The cost to get a new furnace can be pricey. Dawson couldn't give an exact ballpark, because there's different variables for each project, but a new system could run you between $4,000 to $15,000.
“There’s so many things that may need to be corrected, or maybe issues that it’s impossible just to give out a simple price. Otherwise a lot of us would just go ahead and advertise on our website," Dawson said.
The real test of everyone's heating system will be the cold days to come when temperatures are consistently around 20 degrees F to 0 degrees F, Dawson said.
"That’s going to be the time when some of these older furnaces, the ones that are kind of past their life expectancy, that’s when we’re going to see a lot of them fail.

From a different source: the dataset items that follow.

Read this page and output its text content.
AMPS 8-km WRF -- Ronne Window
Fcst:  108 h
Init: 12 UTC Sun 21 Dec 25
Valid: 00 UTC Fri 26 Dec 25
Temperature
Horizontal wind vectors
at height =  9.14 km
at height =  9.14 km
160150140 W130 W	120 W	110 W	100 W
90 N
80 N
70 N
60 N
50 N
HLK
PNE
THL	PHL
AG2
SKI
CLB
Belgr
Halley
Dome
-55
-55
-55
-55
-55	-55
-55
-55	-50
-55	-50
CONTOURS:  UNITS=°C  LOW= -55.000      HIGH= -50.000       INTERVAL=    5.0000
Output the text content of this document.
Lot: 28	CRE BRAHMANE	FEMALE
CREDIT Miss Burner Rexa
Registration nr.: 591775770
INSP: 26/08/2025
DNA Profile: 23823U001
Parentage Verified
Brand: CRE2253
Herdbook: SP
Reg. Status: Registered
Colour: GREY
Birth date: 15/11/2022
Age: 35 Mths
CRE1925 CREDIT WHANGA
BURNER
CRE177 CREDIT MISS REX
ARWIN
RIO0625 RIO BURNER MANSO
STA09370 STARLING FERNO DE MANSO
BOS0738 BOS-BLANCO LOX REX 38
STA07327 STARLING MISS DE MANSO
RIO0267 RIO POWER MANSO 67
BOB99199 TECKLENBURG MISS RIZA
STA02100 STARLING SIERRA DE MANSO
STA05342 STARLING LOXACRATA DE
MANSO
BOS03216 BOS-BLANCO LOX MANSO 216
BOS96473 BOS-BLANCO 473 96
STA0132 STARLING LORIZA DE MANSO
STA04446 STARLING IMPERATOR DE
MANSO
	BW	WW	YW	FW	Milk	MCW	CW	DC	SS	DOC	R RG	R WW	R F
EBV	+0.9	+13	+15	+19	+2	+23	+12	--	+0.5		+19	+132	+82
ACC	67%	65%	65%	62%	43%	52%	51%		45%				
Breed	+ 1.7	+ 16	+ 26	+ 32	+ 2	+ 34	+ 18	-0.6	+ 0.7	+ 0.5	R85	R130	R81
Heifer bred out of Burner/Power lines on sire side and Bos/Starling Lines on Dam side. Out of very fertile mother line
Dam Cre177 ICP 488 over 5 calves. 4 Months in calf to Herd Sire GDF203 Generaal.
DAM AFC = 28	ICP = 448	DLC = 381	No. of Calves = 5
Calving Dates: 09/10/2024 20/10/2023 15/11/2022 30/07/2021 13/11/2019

They’re just not going to be able to keep up with the demand of the home," Dawson said.
At the start of the summer in June, Dawson said he expected the prices on heating and cooling equipment to rise, due to global supply chain shortages. He said his predictions came true.
Over the past few months, Dawson said manufacturers have had two rounds of price increases, between five to eight percent.
"We've definitely seen some continued strain in that global supply of stuff there. Right now, it looks like we're set up, a lot of places are really set up with furnaces. Ready to go for those change outs. I don't know what that's going to look like in two months. That's just kind of the way things are right now, unfortunately," Dawson said.